Some commentators are using an image and quote from a Google study to claim that the F-pattern doesn’t apply to mobile devices. However, the research paper from the study tells a different story.
In Towards Better Measurement of Attention and Satisfaction in Mobile Search, the researchers were interested in the effect of ‘answer-like’ search results that come from Knowledge Graph and Google Instant. Because people can get answers from these kinds of search results without clicking a link, the click-through rate is a less accurate measure of search relevance and user satisfaction.
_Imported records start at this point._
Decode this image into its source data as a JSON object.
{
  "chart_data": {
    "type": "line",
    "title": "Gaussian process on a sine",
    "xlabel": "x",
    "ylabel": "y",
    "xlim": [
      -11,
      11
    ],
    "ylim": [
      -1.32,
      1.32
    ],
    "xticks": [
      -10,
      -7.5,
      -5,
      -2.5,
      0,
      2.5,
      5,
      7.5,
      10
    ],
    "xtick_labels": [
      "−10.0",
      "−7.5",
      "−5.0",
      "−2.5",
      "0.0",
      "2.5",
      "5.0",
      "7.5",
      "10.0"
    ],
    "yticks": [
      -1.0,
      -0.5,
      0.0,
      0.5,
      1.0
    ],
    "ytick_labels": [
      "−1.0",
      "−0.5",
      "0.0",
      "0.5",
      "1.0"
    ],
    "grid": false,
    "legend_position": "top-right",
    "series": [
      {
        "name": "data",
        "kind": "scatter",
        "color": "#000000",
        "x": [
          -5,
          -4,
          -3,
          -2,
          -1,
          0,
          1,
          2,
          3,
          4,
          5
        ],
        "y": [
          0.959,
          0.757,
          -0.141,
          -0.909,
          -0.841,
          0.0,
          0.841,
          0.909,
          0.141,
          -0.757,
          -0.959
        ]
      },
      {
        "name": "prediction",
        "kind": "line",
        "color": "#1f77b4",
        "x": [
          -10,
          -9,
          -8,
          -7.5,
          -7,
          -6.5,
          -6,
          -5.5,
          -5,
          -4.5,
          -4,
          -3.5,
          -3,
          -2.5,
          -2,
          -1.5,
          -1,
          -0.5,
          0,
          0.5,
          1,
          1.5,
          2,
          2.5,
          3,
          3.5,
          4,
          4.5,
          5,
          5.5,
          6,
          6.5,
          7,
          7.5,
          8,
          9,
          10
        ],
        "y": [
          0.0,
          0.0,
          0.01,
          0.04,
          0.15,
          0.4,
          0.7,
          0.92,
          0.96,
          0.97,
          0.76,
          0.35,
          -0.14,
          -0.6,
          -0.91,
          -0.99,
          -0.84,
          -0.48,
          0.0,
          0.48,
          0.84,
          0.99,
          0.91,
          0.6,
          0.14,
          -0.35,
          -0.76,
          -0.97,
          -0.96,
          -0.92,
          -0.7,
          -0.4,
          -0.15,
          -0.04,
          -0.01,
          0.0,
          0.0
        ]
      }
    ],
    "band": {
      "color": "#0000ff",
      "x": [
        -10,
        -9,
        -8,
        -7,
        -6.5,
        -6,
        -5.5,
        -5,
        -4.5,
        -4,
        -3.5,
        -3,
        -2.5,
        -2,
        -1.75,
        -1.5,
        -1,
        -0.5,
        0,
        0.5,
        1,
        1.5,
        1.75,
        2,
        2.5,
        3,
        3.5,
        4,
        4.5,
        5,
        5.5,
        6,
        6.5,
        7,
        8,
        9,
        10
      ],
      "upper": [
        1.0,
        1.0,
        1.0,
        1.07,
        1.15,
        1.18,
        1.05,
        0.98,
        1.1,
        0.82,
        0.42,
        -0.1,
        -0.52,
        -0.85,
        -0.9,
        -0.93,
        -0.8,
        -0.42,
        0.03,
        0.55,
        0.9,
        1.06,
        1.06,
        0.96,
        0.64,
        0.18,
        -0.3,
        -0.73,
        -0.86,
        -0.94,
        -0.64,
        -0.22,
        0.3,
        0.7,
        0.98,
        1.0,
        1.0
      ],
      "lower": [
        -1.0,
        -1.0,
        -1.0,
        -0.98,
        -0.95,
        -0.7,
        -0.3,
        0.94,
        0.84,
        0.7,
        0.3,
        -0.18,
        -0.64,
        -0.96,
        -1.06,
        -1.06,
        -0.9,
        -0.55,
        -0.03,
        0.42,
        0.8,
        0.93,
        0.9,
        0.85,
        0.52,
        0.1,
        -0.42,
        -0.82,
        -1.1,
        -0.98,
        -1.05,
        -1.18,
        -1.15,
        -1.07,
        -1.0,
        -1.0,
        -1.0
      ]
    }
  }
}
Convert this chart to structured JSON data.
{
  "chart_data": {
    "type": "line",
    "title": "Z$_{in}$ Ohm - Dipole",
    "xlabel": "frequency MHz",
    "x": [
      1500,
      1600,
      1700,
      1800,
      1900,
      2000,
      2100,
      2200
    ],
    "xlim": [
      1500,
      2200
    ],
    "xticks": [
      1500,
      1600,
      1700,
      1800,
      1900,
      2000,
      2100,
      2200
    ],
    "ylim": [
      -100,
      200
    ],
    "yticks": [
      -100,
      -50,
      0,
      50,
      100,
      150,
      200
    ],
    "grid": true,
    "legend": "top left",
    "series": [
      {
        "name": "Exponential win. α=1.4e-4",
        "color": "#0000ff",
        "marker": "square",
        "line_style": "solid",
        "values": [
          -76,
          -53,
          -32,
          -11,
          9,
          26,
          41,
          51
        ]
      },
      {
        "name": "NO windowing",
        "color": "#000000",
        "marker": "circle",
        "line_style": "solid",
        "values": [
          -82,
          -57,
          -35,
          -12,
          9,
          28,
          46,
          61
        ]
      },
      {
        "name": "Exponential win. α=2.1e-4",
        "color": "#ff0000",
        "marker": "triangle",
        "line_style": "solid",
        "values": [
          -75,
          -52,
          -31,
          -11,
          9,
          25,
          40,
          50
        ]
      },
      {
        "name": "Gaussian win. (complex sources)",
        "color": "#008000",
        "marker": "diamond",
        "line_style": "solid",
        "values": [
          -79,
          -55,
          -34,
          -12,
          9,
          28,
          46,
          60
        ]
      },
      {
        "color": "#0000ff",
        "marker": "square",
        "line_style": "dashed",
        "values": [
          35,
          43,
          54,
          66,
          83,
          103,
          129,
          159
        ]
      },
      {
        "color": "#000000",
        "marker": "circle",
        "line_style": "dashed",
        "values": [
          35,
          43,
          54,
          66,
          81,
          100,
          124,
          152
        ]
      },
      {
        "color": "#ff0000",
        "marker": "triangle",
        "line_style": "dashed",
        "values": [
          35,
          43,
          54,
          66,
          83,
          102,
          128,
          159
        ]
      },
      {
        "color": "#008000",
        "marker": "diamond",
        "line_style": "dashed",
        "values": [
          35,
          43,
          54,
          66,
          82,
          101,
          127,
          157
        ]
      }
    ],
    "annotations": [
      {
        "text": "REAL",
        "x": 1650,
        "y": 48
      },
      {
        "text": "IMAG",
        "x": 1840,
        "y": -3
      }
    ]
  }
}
To measure these two things, the researchers used eye-gaze technology, observation, and user interviews. The eye-gaze technology showed where people were looking on their smartphone screens. The researchers found that ‘… 68 percent of attention is given to the top half of the screen and 86 percent of attention is given to the top two-thirds of the screen’.
They also found differences in where users focus their attention on mobile phones compared with desktop devices. However, the researchers don’t say that their results extend to other types of pages, such as content pages. Their findings were for search result pages only.
Many web experts still endorse the F-pattern. The research that I found, though little, seems to back their position. So for now, we can probably say that the F-pattern still holds for most web content, no matter what device is being used.
Be prepared for change though. The GRCAI researchers are looking into combining eye-tracking technology and artificial intelligence to ‘allow text to know if and how it is being read’. Such technology could make text responsive to us and change our online reading experiences and patterns.